As this is a second volume of Gengorah Tagame’s erotic gay fantasies there’s presumably now an expectation of explicit content liable to shock the close-minded. You might want to reconsider that expectation, as Volume 1 was just the warm-up and here we have the real deal ratcheting up the content considerably, and unless your sexual fantasies align with Tagame’s it’s very difficult reading. Every reader is likely to know where their own boundaries lie, and for most it’ll be somewhere before reaching this material.

Tagame likes his fantasies rough, hard and coercive, and the sample art is just the beginning for an unfortunate athlete captured by three sadists in ‘Slave Training Summer Camp’, the story occupying over half the collection. It’s harder and stronger than anything in Volume 1, and not mitigated by having any plot other than continual torture, nor obviously being tongue in cheek, so just a venting of a disturbing form of desire. The question arises as to what the reaction would be to the same situations and dialogue were it a woman in the athlete’s place, with the ending being their total conversion to loving every form of degradation they endure. It’s unpleasant and offensive in pretty well every respect.

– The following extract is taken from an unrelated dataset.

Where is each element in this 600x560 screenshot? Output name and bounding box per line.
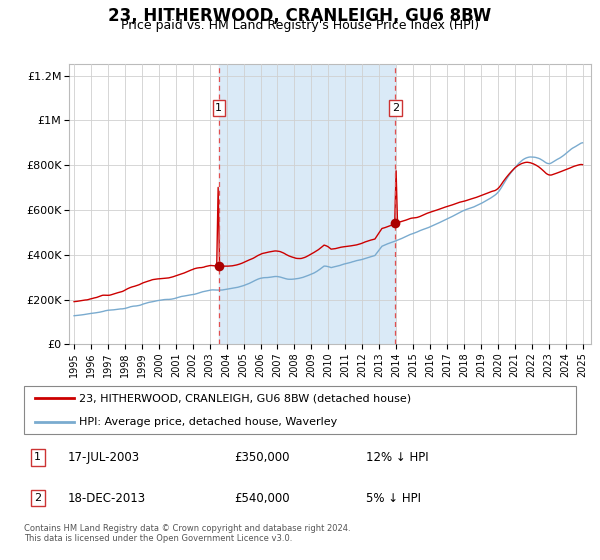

Some would argue that it’s only a fantasy and committing it to print is harmless. Is it?

After ‘Slave Training Camp’ subsequent material is more obviously fantasy based, featuring tentacled demons and humanoid animals, although willing sex is never on the agenda, at least not initially. Over the course of the collection there’s barely a taboo not breached. You may feel a story about an undercover policeman having lost his memory is relatively tame in comparison with the remaining content, but Tagame has a nasty twist awaiting there also, although it’s clever.

Despite the quality art, recommending anything with the offensive opening story isn’t on the agenda, so stick with Volume 1.